CHIPPEWA VALLEY, Wis. (WLAX/WEUX) – Good news for farmers – the latest stretch of warm weather has helped speed up crop growth despite a slow start to the season. First News at Nine’s Denton Postlewait explains how the growth could help farmers end the season with more money in their pocket.
After a cool start to the Chipepwa Valley growing season – crop production is looking better than expected.
“It wouldn’t surprise me if we had one of the better per acre yields that we’ve seen in many years,” said UW-Extension Chippewa County Agriculture Agent, Jerry Clark.
For the last several years, Wisconsin farmers have been dealing with an unpredictable planting season. This year, however things are looking up.
It looks exceptionally well compared to few years where we got really late planted or early frost and these kinds of things,” said Clark.
July’s high temps mixed with just enough rainfall has corn, soybean and other crops projecting higher than expected yields. While prices have dropped slightly after a recent spike Chippewa County Agricultural Agent Jerry Clark says this year’s growing season could be what some farmers need to stay afloat.

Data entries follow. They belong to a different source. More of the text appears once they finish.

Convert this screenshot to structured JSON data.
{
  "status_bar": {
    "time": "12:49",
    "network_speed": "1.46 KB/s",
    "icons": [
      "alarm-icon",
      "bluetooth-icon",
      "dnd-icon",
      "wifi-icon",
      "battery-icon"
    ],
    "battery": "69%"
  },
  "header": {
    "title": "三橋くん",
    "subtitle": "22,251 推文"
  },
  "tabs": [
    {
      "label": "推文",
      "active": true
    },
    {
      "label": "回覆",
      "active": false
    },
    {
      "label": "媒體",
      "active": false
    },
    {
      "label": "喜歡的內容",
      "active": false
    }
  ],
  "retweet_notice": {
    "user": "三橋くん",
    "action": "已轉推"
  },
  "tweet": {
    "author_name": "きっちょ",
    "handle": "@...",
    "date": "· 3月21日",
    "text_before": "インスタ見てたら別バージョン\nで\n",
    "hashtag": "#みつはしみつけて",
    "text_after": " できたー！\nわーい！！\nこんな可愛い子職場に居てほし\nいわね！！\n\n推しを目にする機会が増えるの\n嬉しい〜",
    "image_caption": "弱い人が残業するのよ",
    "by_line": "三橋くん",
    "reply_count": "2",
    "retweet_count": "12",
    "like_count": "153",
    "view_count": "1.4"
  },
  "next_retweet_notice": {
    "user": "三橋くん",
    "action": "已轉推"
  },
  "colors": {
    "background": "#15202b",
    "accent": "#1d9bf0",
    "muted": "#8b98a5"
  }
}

Clark said, “If anything, we’re having a great growing season so that part is going to bring the yield up and then if price stays kind of where it is, that’s going to mean more dollars for the farmers because yield will be up.”
And if it seems like corn fields are growing faster this year – Clark says it may be because the Chippewa Valley hasn’t had a good year in at least five years.
“I think what has happened this year is, we have a more normal growing season than maybe the past, several, recent ones,” said Clark. “So I think we kind of forget that corn maybe should look this good. But it really looks good this year.”
But crops are not the only thing on the upswing after a crash caused by COVID-19 Clark says the dairy industry is making a comeback as well. And while yield projections at this point are good there is still a long season ahead.
“We’re not out of the woods yet,” said Clark. “If it gets dry right now, that could be the end of the grain filling season and you won’t have the yield you’re anticipating.
Clark says if current growing conditions continue this could be one of the better production years the Chippewa Valley has seen in quite some time.